Have you ever heard of the Palmer Z? Me neither.
But it's something we'll be hearing a lot about in coming weeks and months. This measure, compiled by the National Climatic Data Center, is a measure of soil moisture. And by the looks of things, dozens of counties in the U.S. have very dry soil. You have to go back to the 1950's to fund such parched conditions on a national scale. As the nightly news tells us, crops are withering on the vine, which is bad news for both consumers and the folks that make a living on farms.
The expanding drought will likely affect your portfolio in myriad ways. For example:
Packaged foods makers like Kellogg (NYSE: K) and General Mills (NYSE: GIS) are faced with the unpleasant task if raising prices to cash-strapped consumers.
Ethanol producers will likely be hard-pressed to sell into the gasoline market at a competitive price.
Heavy equipment makers like Deere (NYSE: DE) and Caterpillar (NYSE: CAT) will see reduced demand for new equipment as farmers conserve cash.
Cattle producers are culling their herds as they run out of feed, setting the stage for a near-term glut that will (temporarily) reduce beef prices.
Yet not all companies are suffering. I've come across a pair of companies that actually stand to benefit from the drought. Each firm focuses on a different commodity, and each is on the right side of the pricing trends. Here's a closer look:
1. Bunge (NYSE: BG)
This company, which was founded 194 years ago, has its hands in many areas of agriculture from commodities storage and trading to sugar-based ethanol processing to the production of cooking oils. Notably, 80% of its raw commodity exposure is outside the United States. In places like Brazil, growing conditions are better so crop price action has been fairly benign. This gives Bunge a crucial edge when competing against U.S.-leveraged producers.
As an example, Bunge is the leading processor of soybeans in South America. Analysts speak of "crush margins," which notes the profit spread for finished soy products compared to input prices. For Bunge, those margins are good, and likely to get even better.
Bunge is expected to deliver second-quarter results on Thursday, July 24. Analysts had been throttling back their profit forecast for the quarter, from $1.43 a share in April to $1.34 in June. But few of those forecasts appear to reflect the impact of better "crush margins" that appeared starting in early June. Analysts at Citigroup have taken a fresh look at Bunge's likely second-quarter profits, and see earnings per share (EPS) in the $1.55 to $1.60 range. These analysts also think Bunge will top current third-quarter forecasts of $2.19 by roughly 10%, based on current trends.
Taking a longer view. Citi says Bunge's profits will keep expanding on the heels of strong demand and solid margins, expecting EPS to hit $8.40 by 2014 (which is roughly 5% above the consensus).
The analysts see Bunge's shares rising to $95 from a recent $63 in July -- a 50% increase -- based on a 12 times multiple of those 2014 profit forecasts.
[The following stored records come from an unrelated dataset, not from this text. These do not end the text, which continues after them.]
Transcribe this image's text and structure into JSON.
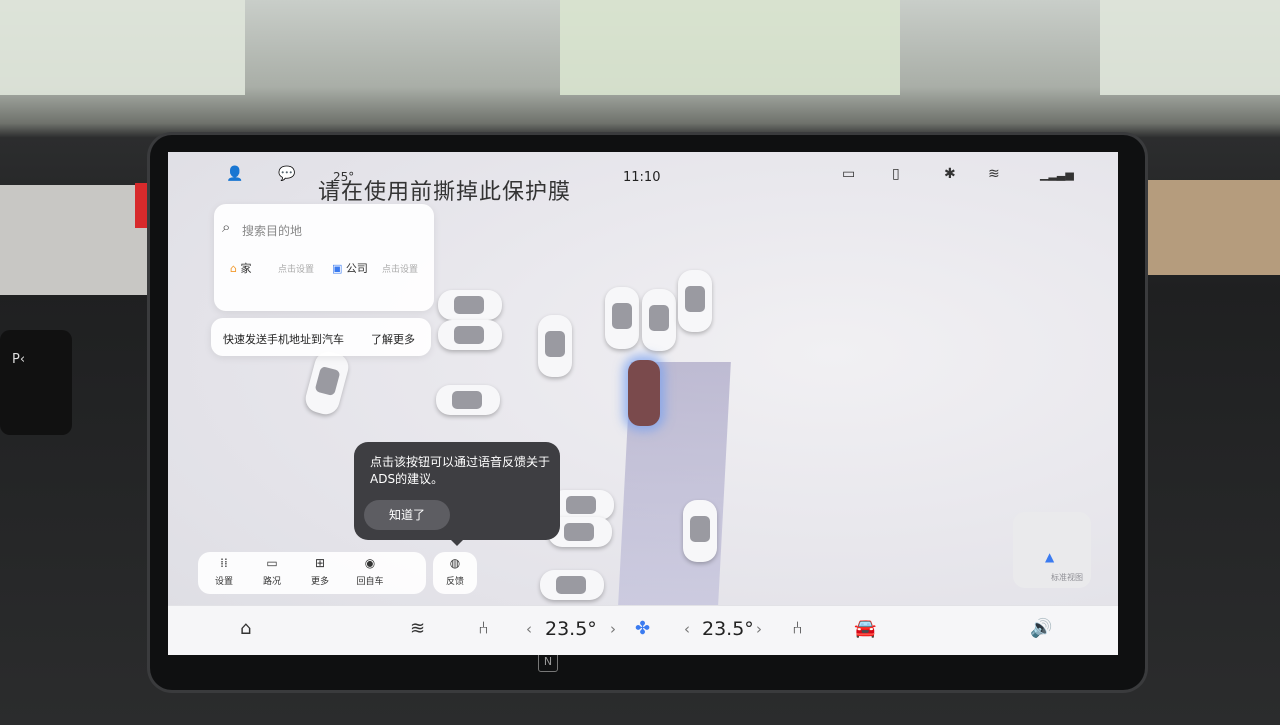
{
  "film_notice": "请在使用前撕掉此保护膜",
  "status_bar": {
    "time": "11:10",
    "temp_partial": "25°"
  },
  "search": {
    "placeholder": "搜索目的地",
    "home": "家",
    "home_hint": "点击设置",
    "work": "公司",
    "work_hint": "点击设置"
  },
  "send_card": {
    "text": "快速发送手机地址到汽车",
    "more": "了解更多"
  },
  "tooltip": {
    "text": "点击该按钮可以通过语音反馈关于ADS的建议。",
    "button": "知道了"
  },
  "toolbar": {
    "settings": "设置",
    "traffic": "路况",
    "more": "更多",
    "back_to_car": "回自车",
    "feedback": "反馈"
  },
  "minimap": {
    "label": "标准视图"
  },
  "dock": {
    "left_temp": "23.5°",
    "right_temp": "23.5°"
  },
  "colors": {
    "ego_glow": "#78a0f0",
    "dock_bg": "#f6f6f8",
    "tooltip_bg": "#3e3e42",
    "fan": "#3b7bf0"
  },
  "icons": [
    "user-icon",
    "message-icon",
    "camera-icon",
    "vibrate-icon",
    "bluetooth-off-icon",
    "wifi-icon",
    "signal-icon",
    "home-icon",
    "defrost-icon",
    "seat-icon",
    "fan-icon",
    "seat-heat-icon",
    "car-icon",
    "volume-icon"
  ]
}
This logic may be too specific for most investors. Instead, many are likely to simply take note that the company is in the midst of a solid multi-year run of profit growth, and shares, at roughly 80% of book value, will likely change from a deep-value play into an earnings momentum play.
At first blush, this producer of corn sweeteners should be suffering as much as its peers. After all, corn prices -- the company's biggest expense -- are rising quickly. Yet Ingredion (formerly known as Corn Products International) was wise enough to lock in all of its 2012 corn needs at 2011 prices. Considering that rivals will likely be compelled to raise prices, Ingredion has room to maintain prices (boosting demand) or raise prices (boosting margins). It's a nice problem to have.
But those gains are more likely to be seen in 2013, when Ingredion's input prices remain hedged but selling prices are no longer hedged (at least as of today).
Yet as is the case with many stocks, Ingredion has been on a downward slide since the end of the first quarter, falling to a recent $47 from $58. That comes at a time when earnings forecasts have remained steady, thanks to those locked-in input prices.
Analysts at D.A. Davidson say Ingredion is poised for sustained profit growth thanks to those industry pricing dynamics. They see EPS rising from around $4.70 in 2011 to $5.25 this year and $5.80 in 2013. They say shares have 50% upside to their $70 price target. Ingredion will deliver second-quarter results on July 31, at which time management is likely to focus on the coming gains that accrue from fixed corn input costs.
Risks to Consider: Though these farm stocks stand to fare better than their peers, it may take several quarters for investors to fully trust that the profit gains are sustainable.
Action to Take --> Both of these stocks a nice combination of value and growth. Each trades for less than 10 times projected profits, yet each appears poised for solid profit growth.